Wykreślono również zapis, iż w posiedzeniach rządu może brać udział prezydent lub jego przedstawiciel (a w komitetach rządowych osoby posiadające pełnomocnictwo prezydenta). Pozbawiono go także możliwości wpływu na przygotowywane przez rząd propozycje i przyjęcie aktów rządowych oraz prawa zapoznania się ze stenogramami posiedzeń rady ministrów.
Zmieniono również zapisy ustawy o Sądzie Konstytucyjnym, które ułatwiły procedurę impeachementu prezydenta, oraz o Służbie Bezpieczeństwa Ukrainy w zakresie powoływania jej szefa oraz zwiększenie jej odpowiedzialności przed rządem.
Wcześniej deputowani (PR, BJuT, KPU oraz 9 z NU-LS) Rady przełamali weto Wiktora Juszczenki, jakie nałożył na Ustawę o czasowych komisjach śledczych, specjalnej czasowej komisji śledczej i czasowych specjalnych komisjach Rady Najwyższej. Po tym głosowaniu deputowani Naszej Ukrainy opuścili salę posiedzeń (pozostał jedynie Anatolij Hrycenko). W Radzie nie było również deputowanych z Bloku Łytwyna. Na posiedzeniu pozostali deputowani Ludowej Samoobrony.

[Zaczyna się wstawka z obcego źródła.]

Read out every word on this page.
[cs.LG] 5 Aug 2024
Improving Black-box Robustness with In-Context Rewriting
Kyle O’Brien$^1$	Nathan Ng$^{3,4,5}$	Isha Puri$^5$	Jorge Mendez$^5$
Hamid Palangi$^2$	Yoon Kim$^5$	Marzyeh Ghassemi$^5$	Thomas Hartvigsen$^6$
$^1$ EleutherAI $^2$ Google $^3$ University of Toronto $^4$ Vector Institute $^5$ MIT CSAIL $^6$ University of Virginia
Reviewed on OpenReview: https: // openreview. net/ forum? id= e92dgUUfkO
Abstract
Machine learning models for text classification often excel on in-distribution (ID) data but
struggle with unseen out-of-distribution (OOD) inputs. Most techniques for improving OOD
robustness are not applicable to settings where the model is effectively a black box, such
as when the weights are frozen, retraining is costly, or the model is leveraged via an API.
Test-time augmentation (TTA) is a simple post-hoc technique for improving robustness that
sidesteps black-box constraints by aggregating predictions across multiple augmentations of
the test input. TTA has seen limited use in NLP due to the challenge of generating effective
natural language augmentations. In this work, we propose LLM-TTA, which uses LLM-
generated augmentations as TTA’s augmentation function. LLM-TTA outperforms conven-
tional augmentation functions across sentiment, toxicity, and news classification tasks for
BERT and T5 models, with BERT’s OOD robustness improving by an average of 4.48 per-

Wcześniej, na znak protestu salę opuścił przewodniczący Rady, Arsenij Jaceniuk, wskazując iż nie będzie przewodniczyć obradom, które prowadzą do rozpadu koalicji. Przewodnictwo przejął po nim pierwszy zastępca Ołeksandr Ławrynowicz.
Rada Najwyższa powołała komisję śledczą, której zadaniem będzie zbadanie dostaw broni do Gruzji. Nie przyjęto jednak żadnego projektu oficjalnego stanowiska w sprawie konfliktu w Gruzji, uznania niepodległości Abchazji i Osetii Południowej (zgłoszono 10 projektów, z których żaden nie zyskał większościowego poparcia).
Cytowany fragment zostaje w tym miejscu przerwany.